Huang was a key figure in an assassination attempt on Chiang Ching-kuo (蔣經國), son of dictator Chiang Kai-shek (蔣介石), in New York in 1970, when Taiwan was ruled by an authoritarian KMT regime.
“Why was a [would-be] assassin who tried to kill former president Chiang given an excellent alumni award? Was there any reason to justify [the attempted] killing? I have two sisters graduating from National Chengchi University and they are more excellent than [Huang] because they at least are not killers,” Hung said in a speech at a forum organized by the university to discuss issues related to Chinese students studying in Taiwan.
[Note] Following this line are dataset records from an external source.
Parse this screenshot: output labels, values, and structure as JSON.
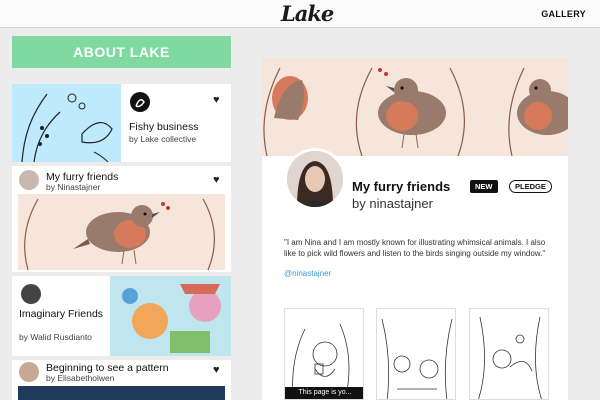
{
  "header": {
    "logo": "Lake",
    "gallery_label": "GALLERY"
  },
  "sidebar": {
    "about_label": "ABOUT LAKE",
    "cards": [
      {
        "title": "Fishy business",
        "byline": "by Lake collective"
      },
      {
        "title": "My furry friends",
        "byline": "by Ninastajner"
      },
      {
        "title": "Imaginary Friends",
        "byline": "by Walid Rusdianto"
      },
      {
        "title": "Beginning to see a pattern",
        "byline": "by Elisabetholwen"
      }
    ]
  },
  "profile": {
    "title": "My furry friends",
    "byline": "by ninastajner",
    "badge_new": "NEW",
    "badge_pledge": "PLEDGE",
    "bio": "\"I am Nina and I am mostly known for illustrating whimsical animals. I also like to pick wild flowers and listen to the birds singing outside my window.\"",
    "handle": "@ninastajner",
    "page_tooltip": "This page is yo..."
  },
  "colors": {
    "accent": "#7fd9a0",
    "link": "#3a9bd8"
  }
}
Democratic Progressive Party Legislator Kuan Bi-ling (管碧玲) said Hung’s comments were “inappropriate.”
“Since Hung is a deputy speaker of the legislature, she should shed her personal ideological beliefs when commenting on history. It was also inappropriate for her to intervene in university affairs. Universities should be kept independent of political influence,” Kuan said.
“It seems that Hung still lives in the Martial Law era,” National Chengchi University sociology professor Ku Chung-hwa (顧忠華) said. “She has to let her brain evolve to be more receptive to universal values and democratic ideas, rather than sticking to the interpretation of history advocated by the KMT.”
In the face of authoritarianism, it was the courage of those brave enough to take revolutionary measures against tyrants that brought democracy to their countries, Ku said, citing former South African president Nelson Mandela as an example.
Huang returned to Taiwan in 1996, after being forced into exile for 25 years. He was the last of a large group of blacklisted political dissidents denied entry to the country. He has since dedicated himself to human rights activism.
Huang yesterday said he was not surprised by Hung’s remarks because people have different views in a democracy.
Reciting the third paragraph of the Preamble of the Universal Declaration of Human Rights — “Whereas it is essential, if man is not to be compelled to have recourse, as a last resort, to rebellion against tyranny and oppression, that human rights should be protected by the rule of law” — Huang said his actions in 1970 were based on this belief.
Later yesterday, Hung said her comments on the case were meant to arouse discussion about “whether education should encourage violence.”